Une réunion d’urgence le 18 décembre

Selon le Sunday Times, l’archipel a été touché par deux épidémies successives de shigellose, une infection intestinale aiguë très contagieuse qui constitue la première cause de diarrhée sanglante dans le monde, selon l’Organisation mondiale de la santé. La première a été identifiée fin 2022, la seconde à l’automne 2025.

En décembre dernier, le Centre européen de prévention et de contrôle des maladies (ECDC) a signalé des cas aux Pays-Bas, en Suède, en Irlande et en France. De son côté, l’Agence britannique de sécurité sanitaire a enregistré 137 cas entre octobre et décembre, dont 80% étaient récemment revenus du Cap-Vert. Une situation qui, couplé aux décès des quatre ressortissants britanniques, a poussé les autorités à organiser une réunion d’urgence le 18 décembre. Un représentant de Riu Hôtels était présent.

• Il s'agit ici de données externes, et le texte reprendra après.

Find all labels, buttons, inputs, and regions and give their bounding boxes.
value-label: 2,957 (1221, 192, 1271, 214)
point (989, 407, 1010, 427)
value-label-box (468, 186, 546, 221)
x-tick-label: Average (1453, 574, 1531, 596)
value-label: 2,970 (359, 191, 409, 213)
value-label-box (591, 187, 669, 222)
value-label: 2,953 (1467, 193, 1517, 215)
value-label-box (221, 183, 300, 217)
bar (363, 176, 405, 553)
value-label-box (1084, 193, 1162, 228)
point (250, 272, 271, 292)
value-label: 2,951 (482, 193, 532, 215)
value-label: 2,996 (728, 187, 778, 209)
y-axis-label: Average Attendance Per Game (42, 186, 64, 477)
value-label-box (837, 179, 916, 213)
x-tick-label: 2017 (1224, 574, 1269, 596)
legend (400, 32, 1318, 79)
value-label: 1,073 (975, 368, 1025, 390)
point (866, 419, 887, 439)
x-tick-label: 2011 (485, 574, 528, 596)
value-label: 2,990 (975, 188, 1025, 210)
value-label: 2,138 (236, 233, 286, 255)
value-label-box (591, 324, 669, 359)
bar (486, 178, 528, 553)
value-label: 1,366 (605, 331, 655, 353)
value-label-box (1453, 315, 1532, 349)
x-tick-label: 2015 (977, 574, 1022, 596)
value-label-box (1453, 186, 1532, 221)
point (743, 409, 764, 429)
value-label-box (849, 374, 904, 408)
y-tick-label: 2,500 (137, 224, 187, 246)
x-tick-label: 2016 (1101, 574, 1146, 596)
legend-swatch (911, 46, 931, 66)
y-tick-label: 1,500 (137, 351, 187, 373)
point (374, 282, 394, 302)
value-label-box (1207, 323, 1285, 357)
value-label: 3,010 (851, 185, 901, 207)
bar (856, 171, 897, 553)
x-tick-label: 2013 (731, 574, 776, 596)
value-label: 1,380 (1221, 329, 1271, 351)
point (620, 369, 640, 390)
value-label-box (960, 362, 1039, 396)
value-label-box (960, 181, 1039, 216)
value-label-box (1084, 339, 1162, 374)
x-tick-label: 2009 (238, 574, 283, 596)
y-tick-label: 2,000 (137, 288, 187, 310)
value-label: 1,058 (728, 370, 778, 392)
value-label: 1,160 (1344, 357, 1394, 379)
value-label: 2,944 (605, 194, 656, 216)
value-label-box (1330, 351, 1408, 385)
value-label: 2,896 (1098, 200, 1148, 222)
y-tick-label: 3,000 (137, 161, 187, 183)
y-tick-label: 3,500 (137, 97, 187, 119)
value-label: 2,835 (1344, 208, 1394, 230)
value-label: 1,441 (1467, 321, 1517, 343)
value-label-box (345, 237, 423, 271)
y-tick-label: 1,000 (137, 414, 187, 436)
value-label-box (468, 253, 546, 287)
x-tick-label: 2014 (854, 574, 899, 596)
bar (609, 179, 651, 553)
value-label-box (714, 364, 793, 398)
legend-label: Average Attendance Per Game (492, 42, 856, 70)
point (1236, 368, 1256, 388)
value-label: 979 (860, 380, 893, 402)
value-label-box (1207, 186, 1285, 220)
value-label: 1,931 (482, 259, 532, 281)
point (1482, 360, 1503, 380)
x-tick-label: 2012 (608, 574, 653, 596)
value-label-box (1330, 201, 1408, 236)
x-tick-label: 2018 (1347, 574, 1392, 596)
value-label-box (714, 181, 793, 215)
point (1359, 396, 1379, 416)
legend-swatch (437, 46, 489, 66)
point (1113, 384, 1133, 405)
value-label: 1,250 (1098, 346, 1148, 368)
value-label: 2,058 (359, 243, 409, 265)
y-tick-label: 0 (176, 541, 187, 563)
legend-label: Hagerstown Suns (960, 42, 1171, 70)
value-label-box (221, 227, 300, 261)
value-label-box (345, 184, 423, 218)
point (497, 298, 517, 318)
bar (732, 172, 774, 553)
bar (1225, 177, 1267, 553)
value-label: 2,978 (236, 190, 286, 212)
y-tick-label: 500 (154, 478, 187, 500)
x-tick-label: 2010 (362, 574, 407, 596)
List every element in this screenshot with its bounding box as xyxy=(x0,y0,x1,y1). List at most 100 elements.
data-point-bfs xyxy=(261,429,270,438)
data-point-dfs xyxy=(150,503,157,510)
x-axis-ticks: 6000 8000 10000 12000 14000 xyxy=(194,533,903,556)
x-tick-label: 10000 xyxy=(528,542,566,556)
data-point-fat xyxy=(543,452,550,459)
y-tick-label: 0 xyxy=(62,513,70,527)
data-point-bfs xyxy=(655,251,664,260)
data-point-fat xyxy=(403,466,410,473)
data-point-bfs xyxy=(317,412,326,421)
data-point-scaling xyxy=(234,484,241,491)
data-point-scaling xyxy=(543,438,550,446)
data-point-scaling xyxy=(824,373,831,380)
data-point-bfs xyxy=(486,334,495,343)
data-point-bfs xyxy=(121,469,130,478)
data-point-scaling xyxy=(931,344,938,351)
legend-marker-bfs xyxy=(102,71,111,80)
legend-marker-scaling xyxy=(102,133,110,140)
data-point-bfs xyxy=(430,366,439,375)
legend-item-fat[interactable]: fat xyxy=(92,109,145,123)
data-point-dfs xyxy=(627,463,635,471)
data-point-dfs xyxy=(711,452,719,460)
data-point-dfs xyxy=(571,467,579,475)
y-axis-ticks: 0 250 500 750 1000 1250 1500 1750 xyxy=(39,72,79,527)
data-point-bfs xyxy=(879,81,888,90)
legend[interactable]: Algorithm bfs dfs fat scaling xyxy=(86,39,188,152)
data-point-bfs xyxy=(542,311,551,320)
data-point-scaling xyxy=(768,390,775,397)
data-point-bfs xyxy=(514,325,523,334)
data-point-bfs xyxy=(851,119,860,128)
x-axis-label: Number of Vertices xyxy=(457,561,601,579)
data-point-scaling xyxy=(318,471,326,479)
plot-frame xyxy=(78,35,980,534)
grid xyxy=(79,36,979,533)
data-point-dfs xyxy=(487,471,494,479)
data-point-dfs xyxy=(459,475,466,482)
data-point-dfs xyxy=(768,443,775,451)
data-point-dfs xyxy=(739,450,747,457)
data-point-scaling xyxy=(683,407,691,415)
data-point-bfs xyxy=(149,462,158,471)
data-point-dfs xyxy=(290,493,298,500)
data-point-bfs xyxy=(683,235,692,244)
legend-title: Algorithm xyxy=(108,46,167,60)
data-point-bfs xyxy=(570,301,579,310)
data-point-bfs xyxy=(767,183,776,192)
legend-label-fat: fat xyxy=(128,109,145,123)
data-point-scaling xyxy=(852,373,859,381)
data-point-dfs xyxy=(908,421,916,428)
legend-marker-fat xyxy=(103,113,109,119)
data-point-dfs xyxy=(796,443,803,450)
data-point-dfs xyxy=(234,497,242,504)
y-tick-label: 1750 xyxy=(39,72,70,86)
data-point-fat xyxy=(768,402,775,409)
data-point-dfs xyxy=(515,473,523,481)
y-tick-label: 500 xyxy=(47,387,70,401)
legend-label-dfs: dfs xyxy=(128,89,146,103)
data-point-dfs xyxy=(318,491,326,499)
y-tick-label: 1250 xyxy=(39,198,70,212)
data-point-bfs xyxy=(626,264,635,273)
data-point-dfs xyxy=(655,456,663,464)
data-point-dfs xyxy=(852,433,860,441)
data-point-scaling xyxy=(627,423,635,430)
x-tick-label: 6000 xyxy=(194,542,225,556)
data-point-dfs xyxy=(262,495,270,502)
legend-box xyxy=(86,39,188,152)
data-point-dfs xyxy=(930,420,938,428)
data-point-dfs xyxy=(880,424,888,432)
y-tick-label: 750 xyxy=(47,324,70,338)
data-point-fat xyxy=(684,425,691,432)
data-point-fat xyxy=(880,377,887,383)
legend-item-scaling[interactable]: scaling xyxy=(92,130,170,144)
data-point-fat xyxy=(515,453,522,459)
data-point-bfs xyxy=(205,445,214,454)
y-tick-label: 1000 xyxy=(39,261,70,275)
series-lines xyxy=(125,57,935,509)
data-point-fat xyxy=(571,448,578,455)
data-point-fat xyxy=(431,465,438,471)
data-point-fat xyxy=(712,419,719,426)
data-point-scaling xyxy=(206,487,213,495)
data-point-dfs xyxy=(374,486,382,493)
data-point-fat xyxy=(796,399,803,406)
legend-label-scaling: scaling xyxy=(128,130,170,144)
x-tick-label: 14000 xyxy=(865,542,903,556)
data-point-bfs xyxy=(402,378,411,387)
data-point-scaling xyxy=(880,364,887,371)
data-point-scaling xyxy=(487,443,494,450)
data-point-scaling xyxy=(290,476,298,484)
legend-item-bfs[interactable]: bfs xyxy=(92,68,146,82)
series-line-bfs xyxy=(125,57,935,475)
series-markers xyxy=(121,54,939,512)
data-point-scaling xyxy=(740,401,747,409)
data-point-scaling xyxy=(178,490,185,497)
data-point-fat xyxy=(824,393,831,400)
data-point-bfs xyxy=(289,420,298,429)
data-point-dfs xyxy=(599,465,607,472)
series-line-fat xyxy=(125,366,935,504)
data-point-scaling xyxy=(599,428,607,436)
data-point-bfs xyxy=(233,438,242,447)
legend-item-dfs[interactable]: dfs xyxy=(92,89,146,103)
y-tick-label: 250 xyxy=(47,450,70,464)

«Les autorités locales et les chefs d’entreprise ont identifié les domaines critiques nécessitant une action immédiate, notamment l’élimination des sources d’eau stagnante et la mise en œuvre de plans intensifs de lutte contre les nuisibles afin de combattre la prolifération des mouches et des moustiques», a déclaré à la suite de cette réunion une porte-parole du groupe hôtelier.

Une prise en charge défaillante dans les hôpitaux locaux

Malgré cette situation critique, les clients présents sur place n’auraient pas été informés du risque sanitaire auquel ils étaient soumis. Pire encore, le tour-opérateur Tui, principal vendeur de séjours vers le Cap-Vert, a continué à commercialiser des séjours après la réunion d’urgence, d’après le Sunday Times. Le journal britannique a également fait état d’une prise en charge défaillante dans les hôpitaux locaux, certains témoins allant jusqu’à parler de «zone de guerre».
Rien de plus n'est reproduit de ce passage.